La idea iba creciendo en una nebulosa formal todavía imposible de plasmar sobre el papel.

¿Qué sería?, ¿un diario? No, demasiado mecanicista y, sobre todo, necesariamente enfocado desde un punto de vista único. Cualquier tipo de narrativa tradicional me abocaría a perder ese sentido de universalidad, ubicua y concreta al mismo tiempo, y de multiplicidad de voces contrastadas y simultáneas, dialécticamente concomitantes.

Pero, sobre todo, me faltaba la condición de ser necesaria para que la novela escapara completamente de lo anecdótico.

Y, después de años de recopilar material, ideas sueltas, impresiones, motivos temáticos..., el verano de 2011 me sorprendió con una reacción generalizada a unas instrucciones de principio de curso de nefastas consecuencias, que extremaban la degradación de la escuela pública con unos recortes bestiales, y con una movilización como hacía muchos años que no se producía entre el colectivo, un grito en defensa de la educación pública que, por primera vez, aglutinaba a docentes, alumnos y padres, puño con puño, voz con voz, unánimes, dando lugar a lo que se conoció como la "marea verde".

¡Ahí tenía la razón de ser del proyecto!

La disección no de un año académico cualquiera en la vida de un profesor, sino de aquel curso concreto, plasmar la realidad de la Marea Verde, revivirlo en su desarrollo casi instante a instante, desde las múltiples ópticas que me ofrecía el debate sobre educación mantenido no sólo en las salas de profesores, sino en las calles, en las redes sociales, en los movimientos que surgían desde el compromiso social.

No podía ser una obra autobiográfica, aunque la mayor parte del material ha de partir necesariamente de la experiencia, propia y compartida.

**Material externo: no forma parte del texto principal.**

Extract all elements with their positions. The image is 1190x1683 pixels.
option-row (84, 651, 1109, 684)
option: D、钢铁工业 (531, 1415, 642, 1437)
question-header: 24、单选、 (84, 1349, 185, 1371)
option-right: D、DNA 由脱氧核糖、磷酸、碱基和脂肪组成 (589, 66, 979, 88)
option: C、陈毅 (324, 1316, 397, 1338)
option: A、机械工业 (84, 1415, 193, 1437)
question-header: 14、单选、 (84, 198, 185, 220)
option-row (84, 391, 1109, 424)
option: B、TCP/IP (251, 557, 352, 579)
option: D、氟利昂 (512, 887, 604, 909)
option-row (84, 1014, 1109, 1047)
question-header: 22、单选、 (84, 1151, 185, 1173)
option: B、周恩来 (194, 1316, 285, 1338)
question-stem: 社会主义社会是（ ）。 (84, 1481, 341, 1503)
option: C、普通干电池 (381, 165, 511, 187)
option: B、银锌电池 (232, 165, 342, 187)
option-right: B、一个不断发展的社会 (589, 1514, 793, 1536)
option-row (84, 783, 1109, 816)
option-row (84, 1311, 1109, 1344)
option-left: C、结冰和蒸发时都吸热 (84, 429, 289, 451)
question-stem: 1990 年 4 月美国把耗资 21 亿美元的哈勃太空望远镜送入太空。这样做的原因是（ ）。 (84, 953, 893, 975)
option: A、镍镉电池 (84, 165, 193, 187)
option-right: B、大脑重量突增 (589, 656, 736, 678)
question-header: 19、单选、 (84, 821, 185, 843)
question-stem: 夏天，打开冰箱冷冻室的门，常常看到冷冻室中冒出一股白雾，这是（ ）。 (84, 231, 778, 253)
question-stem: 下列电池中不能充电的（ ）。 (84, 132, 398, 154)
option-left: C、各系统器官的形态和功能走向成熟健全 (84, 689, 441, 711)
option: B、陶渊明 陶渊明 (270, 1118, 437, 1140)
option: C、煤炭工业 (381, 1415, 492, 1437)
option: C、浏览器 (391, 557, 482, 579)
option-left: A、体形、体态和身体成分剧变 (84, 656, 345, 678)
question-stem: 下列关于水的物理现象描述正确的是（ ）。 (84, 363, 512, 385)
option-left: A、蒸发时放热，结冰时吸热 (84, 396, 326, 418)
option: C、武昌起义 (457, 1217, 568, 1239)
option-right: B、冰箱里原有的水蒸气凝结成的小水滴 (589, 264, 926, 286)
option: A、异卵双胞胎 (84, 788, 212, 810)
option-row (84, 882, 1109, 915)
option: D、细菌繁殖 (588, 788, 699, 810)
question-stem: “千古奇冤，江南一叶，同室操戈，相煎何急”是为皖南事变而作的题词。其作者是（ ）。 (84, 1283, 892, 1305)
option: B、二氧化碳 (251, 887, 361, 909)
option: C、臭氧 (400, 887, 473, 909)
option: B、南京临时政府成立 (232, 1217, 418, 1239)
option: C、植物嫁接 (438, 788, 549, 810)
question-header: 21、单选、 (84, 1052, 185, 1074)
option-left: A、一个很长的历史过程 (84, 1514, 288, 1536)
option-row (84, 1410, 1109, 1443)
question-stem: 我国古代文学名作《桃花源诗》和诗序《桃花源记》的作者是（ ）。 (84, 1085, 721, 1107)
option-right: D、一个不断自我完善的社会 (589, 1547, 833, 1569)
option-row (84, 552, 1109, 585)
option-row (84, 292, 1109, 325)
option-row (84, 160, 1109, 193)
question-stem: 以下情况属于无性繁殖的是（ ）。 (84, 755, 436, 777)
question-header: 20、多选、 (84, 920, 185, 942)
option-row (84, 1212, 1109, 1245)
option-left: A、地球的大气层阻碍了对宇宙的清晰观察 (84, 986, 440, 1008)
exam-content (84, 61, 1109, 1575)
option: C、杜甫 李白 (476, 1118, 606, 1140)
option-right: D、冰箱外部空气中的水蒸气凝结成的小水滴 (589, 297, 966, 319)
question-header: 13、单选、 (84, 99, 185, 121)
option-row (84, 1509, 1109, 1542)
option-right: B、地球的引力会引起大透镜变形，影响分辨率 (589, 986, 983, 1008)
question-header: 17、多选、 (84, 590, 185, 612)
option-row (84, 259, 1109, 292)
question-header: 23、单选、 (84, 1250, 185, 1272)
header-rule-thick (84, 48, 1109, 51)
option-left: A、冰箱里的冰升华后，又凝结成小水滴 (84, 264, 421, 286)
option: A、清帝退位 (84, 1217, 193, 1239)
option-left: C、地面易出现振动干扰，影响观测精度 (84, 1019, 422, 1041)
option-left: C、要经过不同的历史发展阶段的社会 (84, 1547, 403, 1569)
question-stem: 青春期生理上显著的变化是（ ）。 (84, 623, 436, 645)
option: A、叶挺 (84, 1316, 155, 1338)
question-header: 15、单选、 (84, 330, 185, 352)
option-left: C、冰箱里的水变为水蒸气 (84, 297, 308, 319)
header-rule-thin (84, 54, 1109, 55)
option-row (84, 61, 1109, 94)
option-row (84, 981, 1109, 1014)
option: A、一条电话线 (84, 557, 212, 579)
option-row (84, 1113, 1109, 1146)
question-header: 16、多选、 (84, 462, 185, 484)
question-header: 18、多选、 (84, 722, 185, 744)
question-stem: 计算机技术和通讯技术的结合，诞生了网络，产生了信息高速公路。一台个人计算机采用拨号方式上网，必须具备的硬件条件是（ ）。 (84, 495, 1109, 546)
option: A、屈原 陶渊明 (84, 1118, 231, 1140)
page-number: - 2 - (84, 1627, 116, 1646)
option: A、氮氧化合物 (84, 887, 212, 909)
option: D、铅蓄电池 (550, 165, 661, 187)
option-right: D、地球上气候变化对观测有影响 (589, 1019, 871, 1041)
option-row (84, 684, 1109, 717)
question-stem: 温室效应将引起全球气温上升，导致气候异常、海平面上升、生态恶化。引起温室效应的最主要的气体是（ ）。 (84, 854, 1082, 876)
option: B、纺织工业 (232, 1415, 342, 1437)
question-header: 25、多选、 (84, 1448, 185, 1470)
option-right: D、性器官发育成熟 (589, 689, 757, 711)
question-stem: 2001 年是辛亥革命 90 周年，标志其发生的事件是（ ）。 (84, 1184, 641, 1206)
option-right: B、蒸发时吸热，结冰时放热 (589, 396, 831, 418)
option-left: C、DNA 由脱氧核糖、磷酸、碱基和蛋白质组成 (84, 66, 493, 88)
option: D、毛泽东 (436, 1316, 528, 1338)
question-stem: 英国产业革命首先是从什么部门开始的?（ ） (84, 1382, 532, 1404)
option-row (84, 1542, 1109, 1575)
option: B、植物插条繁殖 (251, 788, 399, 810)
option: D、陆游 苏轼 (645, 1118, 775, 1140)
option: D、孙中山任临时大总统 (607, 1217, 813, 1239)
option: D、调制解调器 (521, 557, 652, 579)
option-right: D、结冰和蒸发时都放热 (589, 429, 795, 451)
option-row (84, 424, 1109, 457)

Para ello, adopté la voz de una protagonista femenina, Carmen Mora, profesora de lengua, para escapar de los condicionantes de mi particular experiencia en lenguas clásicas, y recreé un instituto ficticio que se alimentara con mis vivencias en los múltiples institutos por los que me ha ido zarandeando mi condición de profesor desplazado durante mis últimos doce años de profesor.

En ello estoy, a por ello voy. El proyecto va tomando forma, va creciendo desmesuradamente, de manera que no sé si terminará siendo una novela, una ficción seriada en tomos o libros diversos, o un auténtico monstruo. Puede que incluso el resultado sea editorialmente inviable, es muy factible que así sea.

En cualquier caso, cuando lo concluya, porque ya no me cabe otra, resulte lo que resulte, no será un epitafio ni unas memorias, sino mi auténtica despedida, una despedida sin adiós, un hasta siempre desde el amor y desde el compromiso.